The country which possess independent, impartial and efficient institutions is a politically developed country. Unfortunately this thesis is under stress and its major blow has just come when Election Commissioner Ashok Lavasa has stated that his minority views were not recorded on violations of moral code of conduct. Election Commission has been criticized by opposition parties and analysts that it is giving advantage to PM on the issue of violation of moral code of conduct.
The timing is highly relevant; the complaint of Ashok Lavasa has come when election process has reached to last phase. Thus he averted absolute wiping of credibility of the commission.
Election Commissioner Ashok Lavasa wrote a letter to CEC stating his displeasure on the way the decision making process was implemented in the Commission. According the NDTV he wrote ‘It appears futile for me to participate in the deliberations of the commission until its lawful functioning is restored in terms of including the minority decisions recorded by me.’
The response by Chief Election Commissioner is wrapped in the legal clothing which is a technical in nature that ‘only minority views in quasi-judicial proceedings can be recorded in the orders and the decisions on poll code complaints are not quasi-judicial proceedings, so minority views need not be recorded.’ This explanation falls short of the acceptance at the level of common citizens of India.
Election Commission under article 324 is to conduct election in independent manner but in this 17th General elections the perception has gained a solid ground that the commission is helping the ruling party.
The way the PM was not placed under any restriction and no transparency was followed which raised the doubts among all concerned.

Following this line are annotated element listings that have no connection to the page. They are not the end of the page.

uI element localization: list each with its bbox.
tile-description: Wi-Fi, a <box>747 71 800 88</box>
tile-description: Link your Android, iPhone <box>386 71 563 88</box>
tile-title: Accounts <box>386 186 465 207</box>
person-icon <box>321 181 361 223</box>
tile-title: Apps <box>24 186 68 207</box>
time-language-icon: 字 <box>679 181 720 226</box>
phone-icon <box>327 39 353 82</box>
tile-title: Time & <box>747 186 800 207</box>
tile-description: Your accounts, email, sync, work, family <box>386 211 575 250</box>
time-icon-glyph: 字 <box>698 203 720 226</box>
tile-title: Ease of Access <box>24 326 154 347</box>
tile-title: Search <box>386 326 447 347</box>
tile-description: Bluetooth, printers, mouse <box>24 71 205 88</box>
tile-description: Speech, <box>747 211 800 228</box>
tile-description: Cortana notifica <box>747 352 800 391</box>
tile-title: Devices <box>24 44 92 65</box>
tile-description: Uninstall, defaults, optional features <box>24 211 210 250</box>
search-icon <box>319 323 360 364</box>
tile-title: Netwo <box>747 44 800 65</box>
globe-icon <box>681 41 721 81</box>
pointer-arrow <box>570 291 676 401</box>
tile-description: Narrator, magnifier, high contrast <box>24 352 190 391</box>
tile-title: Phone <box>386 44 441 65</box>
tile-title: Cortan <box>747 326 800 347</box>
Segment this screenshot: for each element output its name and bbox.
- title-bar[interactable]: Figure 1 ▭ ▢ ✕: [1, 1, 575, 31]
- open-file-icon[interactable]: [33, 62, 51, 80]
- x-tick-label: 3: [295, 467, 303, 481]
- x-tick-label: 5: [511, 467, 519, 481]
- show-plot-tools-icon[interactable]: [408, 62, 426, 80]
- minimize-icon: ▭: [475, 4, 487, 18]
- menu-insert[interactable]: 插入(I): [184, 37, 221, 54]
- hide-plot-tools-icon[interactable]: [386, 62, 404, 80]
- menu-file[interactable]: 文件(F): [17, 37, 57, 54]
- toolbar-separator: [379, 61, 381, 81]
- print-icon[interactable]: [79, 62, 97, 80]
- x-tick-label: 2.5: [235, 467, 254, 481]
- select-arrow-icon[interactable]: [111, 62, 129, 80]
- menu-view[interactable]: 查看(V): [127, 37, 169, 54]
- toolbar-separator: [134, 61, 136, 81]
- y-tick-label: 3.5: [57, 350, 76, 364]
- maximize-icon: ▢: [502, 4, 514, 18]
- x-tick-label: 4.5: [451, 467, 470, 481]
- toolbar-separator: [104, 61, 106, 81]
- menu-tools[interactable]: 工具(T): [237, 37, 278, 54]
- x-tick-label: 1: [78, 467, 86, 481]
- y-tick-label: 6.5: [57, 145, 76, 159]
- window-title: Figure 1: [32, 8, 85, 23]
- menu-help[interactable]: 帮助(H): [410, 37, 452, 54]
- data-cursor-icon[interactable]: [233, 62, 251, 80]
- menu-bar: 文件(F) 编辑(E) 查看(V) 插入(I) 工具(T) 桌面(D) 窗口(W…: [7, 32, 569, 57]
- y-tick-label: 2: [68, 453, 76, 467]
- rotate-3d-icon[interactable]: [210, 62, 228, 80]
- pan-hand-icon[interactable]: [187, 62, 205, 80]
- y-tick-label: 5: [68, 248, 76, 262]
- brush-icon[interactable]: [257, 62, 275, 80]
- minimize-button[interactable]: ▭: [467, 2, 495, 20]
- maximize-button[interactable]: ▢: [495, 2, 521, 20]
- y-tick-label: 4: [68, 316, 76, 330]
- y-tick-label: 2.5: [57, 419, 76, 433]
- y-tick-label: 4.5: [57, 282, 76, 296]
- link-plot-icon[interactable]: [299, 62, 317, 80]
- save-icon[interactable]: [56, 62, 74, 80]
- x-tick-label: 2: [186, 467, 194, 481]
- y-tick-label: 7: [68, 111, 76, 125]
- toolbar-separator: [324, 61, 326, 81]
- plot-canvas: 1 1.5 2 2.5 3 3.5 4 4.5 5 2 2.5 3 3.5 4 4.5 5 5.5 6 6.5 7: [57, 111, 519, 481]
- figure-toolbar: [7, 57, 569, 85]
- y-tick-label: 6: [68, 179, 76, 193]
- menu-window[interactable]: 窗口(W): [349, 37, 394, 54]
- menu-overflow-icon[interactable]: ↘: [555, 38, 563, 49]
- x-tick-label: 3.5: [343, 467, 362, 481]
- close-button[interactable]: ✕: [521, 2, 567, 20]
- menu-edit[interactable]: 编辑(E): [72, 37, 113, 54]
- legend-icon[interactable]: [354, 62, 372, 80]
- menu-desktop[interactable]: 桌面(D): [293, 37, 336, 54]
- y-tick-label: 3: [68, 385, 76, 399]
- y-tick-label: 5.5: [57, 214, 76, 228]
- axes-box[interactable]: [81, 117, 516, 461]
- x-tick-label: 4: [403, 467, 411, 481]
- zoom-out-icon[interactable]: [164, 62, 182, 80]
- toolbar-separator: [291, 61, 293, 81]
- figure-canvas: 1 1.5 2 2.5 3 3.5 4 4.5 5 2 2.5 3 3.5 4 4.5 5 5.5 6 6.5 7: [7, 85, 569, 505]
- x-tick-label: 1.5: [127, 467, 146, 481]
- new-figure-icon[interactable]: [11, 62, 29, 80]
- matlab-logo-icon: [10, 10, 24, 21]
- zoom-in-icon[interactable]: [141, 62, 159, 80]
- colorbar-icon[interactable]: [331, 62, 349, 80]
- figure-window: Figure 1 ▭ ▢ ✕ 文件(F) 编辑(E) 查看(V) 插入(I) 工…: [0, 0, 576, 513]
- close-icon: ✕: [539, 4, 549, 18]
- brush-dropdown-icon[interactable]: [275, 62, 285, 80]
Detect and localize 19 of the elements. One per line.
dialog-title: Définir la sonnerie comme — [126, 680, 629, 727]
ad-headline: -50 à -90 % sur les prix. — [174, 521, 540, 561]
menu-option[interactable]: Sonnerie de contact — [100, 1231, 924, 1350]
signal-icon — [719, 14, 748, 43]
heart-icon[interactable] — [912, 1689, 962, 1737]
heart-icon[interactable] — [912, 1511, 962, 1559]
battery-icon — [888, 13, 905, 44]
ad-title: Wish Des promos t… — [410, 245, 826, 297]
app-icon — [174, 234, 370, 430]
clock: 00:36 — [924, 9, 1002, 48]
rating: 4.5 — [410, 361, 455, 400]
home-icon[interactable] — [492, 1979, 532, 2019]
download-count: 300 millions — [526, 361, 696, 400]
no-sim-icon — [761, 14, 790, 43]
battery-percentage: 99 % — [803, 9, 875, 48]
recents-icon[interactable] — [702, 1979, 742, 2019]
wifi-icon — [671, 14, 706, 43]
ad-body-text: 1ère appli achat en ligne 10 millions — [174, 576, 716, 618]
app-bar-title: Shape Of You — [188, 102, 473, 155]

It was never revealed what was the nature and content of discussion within the commission about the violation of code of conduct on any issue. The perception emerged that commission was working according to the wishes of the ruling party.
This perception is killing the sanctity of the election process. Now the revelations by Ashok Lavasa has raised finger on the working of the commission.
The revealing point is that there is no decided system of the appointment of the Chief Election Commissioner. This issue has been raised at several fora including Supreme Court, but so far a fair appointment system is lacking. Thus ruling party has exclusive authority on the appointment and often the loyalists gain the top position because no clarity exist on the appointment qualifications etc.; removal of CEC is made like the impeachment of SC judge but Election Commissioners can be removed by President on the recommendations of the CEC. This places the Commissioners at the lower level and they are bound to follow the dictates if they have to secure their positions. Ashok Lavasa should be praised that he fearlessly brought the inner turmoil taking place inside the august office though decline of this institution is quick and steep.
Its burden lies on CEC as head of the commission. Why did he allow to develop such perception? Why was there no transparency in complex cases? Why the point of view of one member was not recorded? These questions will haunt to all Indian citizens as long the confidence of common people is not restored in the Commission.
The hate speeches, low level of communication and decline of EC are three major but negative features of the ongoing election process. A sad feeling on the decline of Indian democracy to which failing leaderships at institutional level has contributed immensely.
The immediate need is to bring back the credibility of the Election Commission. Dr. Ambedkar in the Constituent assembly stated that ‘the whole of the election machinery should be in the hands of a Central Election Commission which alone would be entitled to issue directives to returning officers, polling officers and others engaged in the preparation and revision of electoral rolls so that no injustice may be done to any citizen in India, who under this Constitution is entitled to be brought on the electoral rolls. That alone is, of I may say so, a radical and fundamental departure from the existing provisions of the Draft Constitution.’ Assembly made CEC so much powerful to safeguard the interests of the people of India not the interests of any political party. This needs deep introspection by the people at every level of election system.